The PDA method's base branch employs multi-modal prompts to integrate class-related representation into the prompts via visual and textual information. Text prompts are transformed to guide the encoding process of images, allowing domain-specific alignments in visual texts.

Contrastive loss function aligns the image and text representations in both source and target domains, ensuring consistency and discrimination across classes. This is facilitated through the generation of pseudo labels and optimization using contrastive losses for source-domain data and pseudo-labeled target-domain data.

The base branch effectively enhances class discriminability through prompt tuning techniques, thereby improving the model's ability to discern between classes in varying domains.

Alignment Branch

The alignment branch introduces the image-guided feature tuning (IFT) mechanism. Feature banks are constructed for both source and target domains based on visual features with high-confidence scores. These banks are utilized in IFT to reinforce cross-domain features and augment image representations.

IFT utilizes attention mechanisms to enable inputs from image features to attend to domain-specific feature banks, alleviating domain shifts and promoting self-enhanced and cross-domain feature integration.

The total loss in PDA includes contributions from base and alignment branches, enabling end-to-end tuning of multi-modal prompts to facilitate domain alignment effectively.

Figure 2: Overview of the proposed Prompt-based Distribution Alignment (PDA) method.

Experimental Results

The experiments conducted across Office-Home, Office-31, and VisDA-2017 datasets demonstrate PDA's superior performance compared to existing prompt tuning and domain adaptation methods. Results show PDA achieves higher accuracy and more compact feature representations, signifying improved domain alignment capabilities and model discriminability.

Figure 3: The t-SNE visualization for different tasks on the three datasets with zero-shot CLIP, MaPLe, and our PDA method.

PDA consistently outperforms MaPLe and baseline methods by achieving a lower maximum mean discrepancy (MMD) and KL divergence, evidencing negligible domain discrepancy and more refined class representations.

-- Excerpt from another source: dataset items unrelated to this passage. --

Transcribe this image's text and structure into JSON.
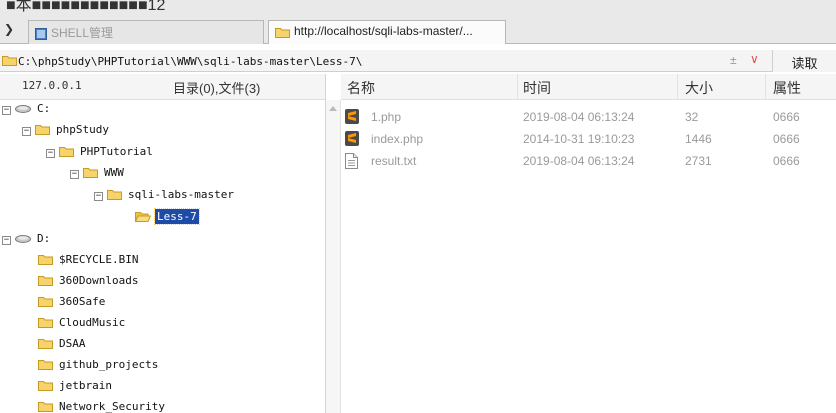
{
  "window": {
    "title_fragment": "■本■■■■■■■■■■■■12"
  },
  "tabs": [
    {
      "label": "SHELL管理",
      "icon": "shell-icon",
      "active": false
    },
    {
      "label": "http://localhost/sqli-labs-master/...",
      "icon": "folder-icon",
      "active": true
    }
  ],
  "pathbar": {
    "path": "C:\\phpStudy\\PHPTutorial\\WWW\\sqli-labs-master\\Less-7\\",
    "read_label": "读取",
    "plus_minus": "±",
    "dropdown": "∨"
  },
  "left": {
    "ip": "127.0.0.1",
    "stats": "目录(0),文件(3)",
    "tree": [
      {
        "label": "C:",
        "expander": "−",
        "icon": "drive-icon"
      },
      {
        "label": "phpStudy",
        "expander": "−",
        "icon": "folder-icon"
      },
      {
        "label": "PHPTutorial",
        "expander": "−",
        "icon": "folder-icon"
      },
      {
        "label": "WWW",
        "expander": "−",
        "icon": "folder-icon"
      },
      {
        "label": "sqli-labs-master",
        "expander": "−",
        "icon": "folder-icon"
      },
      {
        "label": "Less-7",
        "expander": "",
        "icon": "folder-open-icon",
        "selected": true
      },
      {
        "label": "D:",
        "expander": "−",
        "icon": "drive-icon"
      },
      {
        "label": "$RECYCLE.BIN",
        "expander": "",
        "icon": "folder-icon"
      },
      {
        "label": "360Downloads",
        "expander": "",
        "icon": "folder-icon"
      },
      {
        "label": "360Safe",
        "expander": "",
        "icon": "folder-icon"
      },
      {
        "label": "CloudMusic",
        "expander": "",
        "icon": "folder-icon"
      },
      {
        "label": "DSAA",
        "expander": "",
        "icon": "folder-icon"
      },
      {
        "label": "github_projects",
        "expander": "",
        "icon": "folder-icon"
      },
      {
        "label": "jetbrain",
        "expander": "",
        "icon": "folder-icon"
      },
      {
        "label": "Network_Security",
        "expander": "",
        "icon": "folder-icon"
      }
    ]
  },
  "right": {
    "columns": {
      "name": "名称",
      "time": "时间",
      "size": "大小",
      "attr": "属性"
    },
    "files": [
      {
        "name": "1.php",
        "time": "2019-08-04 06:13:24",
        "size": "32",
        "attr": "0666",
        "icon": "sublime-icon"
      },
      {
        "name": "index.php",
        "time": "2014-10-31 19:10:23",
        "size": "1446",
        "attr": "0666",
        "icon": "sublime-icon"
      },
      {
        "name": "result.txt",
        "time": "2019-08-04 06:13:24",
        "size": "2731",
        "attr": "0666",
        "icon": "text-file-icon"
      }
    ]
  },
  "colors": {
    "selection": "#1e4ba8",
    "folder": "#f2c14e",
    "sublime": "#ff9800"
  }
}
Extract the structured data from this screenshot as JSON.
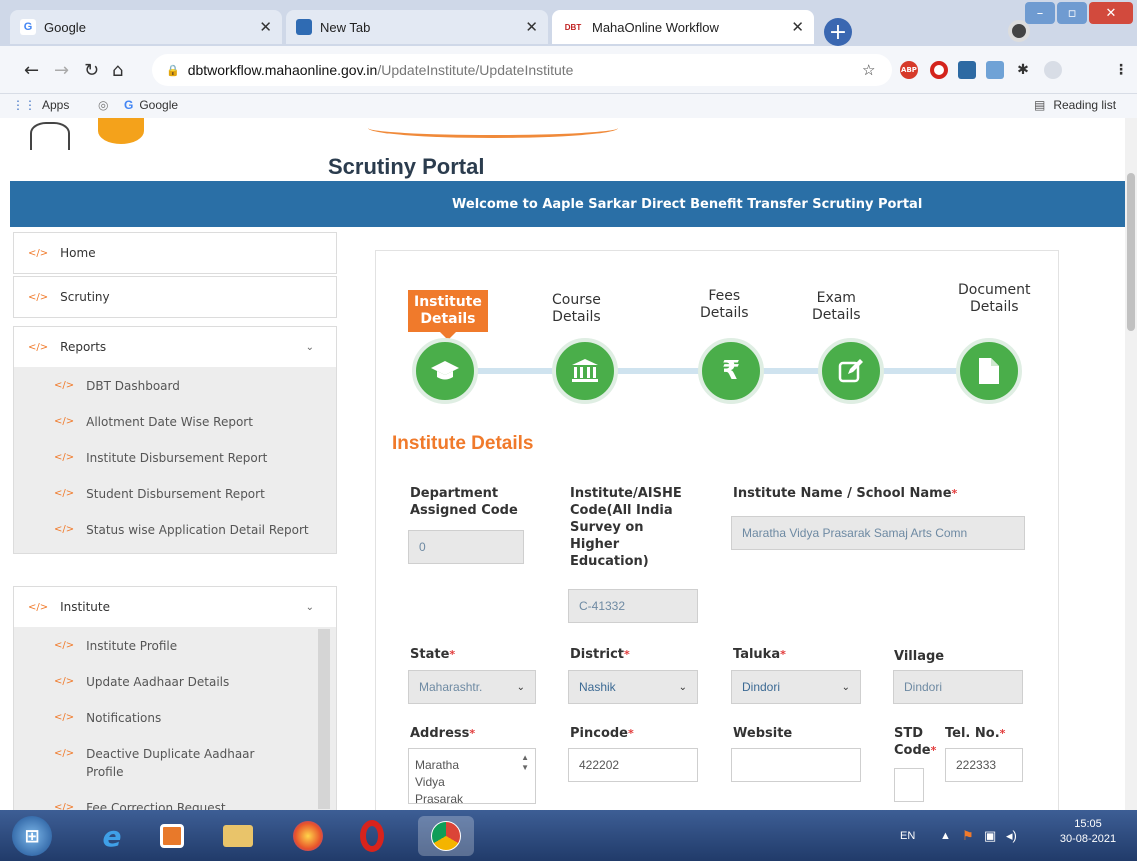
{
  "browser": {
    "tabs": [
      {
        "title": "Google",
        "favicon": "G"
      },
      {
        "title": "New Tab",
        "favicon": "new-tab"
      },
      {
        "title": "MahaOnline Workflow",
        "favicon": "DBT"
      }
    ],
    "url_host": "dbtworkflow.mahaonline.gov.in",
    "url_path": "/UpdateInstitute/UpdateInstitute",
    "bookmarks": {
      "apps": "Apps",
      "google": "Google",
      "reading_list": "Reading list"
    }
  },
  "portal": {
    "title": "Scrutiny Portal",
    "banner": "Welcome to Aaple Sarkar Direct Benefit Transfer Scrutiny Portal"
  },
  "sidebar": {
    "home": "Home",
    "scrutiny": "Scrutiny",
    "reports": {
      "label": "Reports",
      "items": [
        "DBT Dashboard",
        "Allotment Date Wise Report",
        "Institute Disbursement Report",
        "Student Disbursement Report",
        "Status wise Application Detail Report"
      ]
    },
    "institute": {
      "label": "Institute",
      "items": [
        "Institute Profile",
        "Update Aadhaar Details",
        "Notifications",
        "Deactive Duplicate Aadhaar Profile",
        "Fee Correction Request"
      ]
    }
  },
  "wizard": {
    "steps": [
      {
        "label1": "Institute",
        "label2": "Details",
        "icon": "graduation-cap-icon"
      },
      {
        "label1": "Course",
        "label2": "Details",
        "icon": "institution-icon"
      },
      {
        "label1": "Fees",
        "label2": "Details",
        "icon": "rupee-icon"
      },
      {
        "label1": "Exam",
        "label2": "Details",
        "icon": "edit-icon"
      },
      {
        "label1": "Document",
        "label2": "Details",
        "icon": "document-icon"
      }
    ],
    "active_step": 0,
    "rupee_symbol": "₹",
    "section_title": "Institute Details"
  },
  "form": {
    "dept_code": {
      "label1": "Department",
      "label2": "Assigned Code",
      "value": "0"
    },
    "aishe": {
      "label1": "Institute/AISHE",
      "label2": "Code(All India",
      "label3": "Survey on",
      "label4": "Higher",
      "label5": "Education)",
      "value": "C-41332"
    },
    "inst_name": {
      "label": "Institute Name / School Name",
      "value": "Maratha Vidya Prasarak Samaj Arts Comn"
    },
    "state": {
      "label": "State",
      "value": "Maharashtr."
    },
    "district": {
      "label": "District",
      "value": "Nashik"
    },
    "taluka": {
      "label": "Taluka",
      "value": "Dindori"
    },
    "village": {
      "label": "Village",
      "value": "Dindori"
    },
    "address": {
      "label": "Address",
      "line1": "Maratha",
      "line2": "Vidya",
      "line3": "Prasarak"
    },
    "pincode": {
      "label": "Pincode",
      "value": "422202"
    },
    "website": {
      "label": "Website",
      "value": ""
    },
    "std": {
      "label1": "STD",
      "label2": "Code",
      "value": ""
    },
    "tel": {
      "label": "Tel. No.",
      "value": "222333"
    },
    "required_mark": "*"
  },
  "taskbar": {
    "lang": "EN",
    "time": "15:05",
    "date": "30-08-2021"
  },
  "colors": {
    "accent": "#f07a2b",
    "banner": "#2a6fa6",
    "step_green": "#4aae4a"
  }
}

Implications and Future Work

The PDA method exemplifies how integrating prompt-based techniques can address long-standing challenges in unsupervised domain adaptation by effectively minimizing domain shifts via distribution alignment. It extends the applicability of VLMs to UDA tasks and underscores the importance of multi-modal interactions in domain adaptation. Future work may explore further integrating domain knowledge into prompt alignment for broader applications in UDA and VLMs.

Conclusion

In summary, the "Prompt-based Distribution Alignment for Unsupervised Domain Adaptation" paper presents a significant enhancement in UDA through innovative use of prompt-based learning, effectively reducing domain discrepancies and improving model generalization across varied domains. This work sets a precedent for integrating domain knowledge into multi-modal models, paving the way for further advancements in domain adaptation techniques.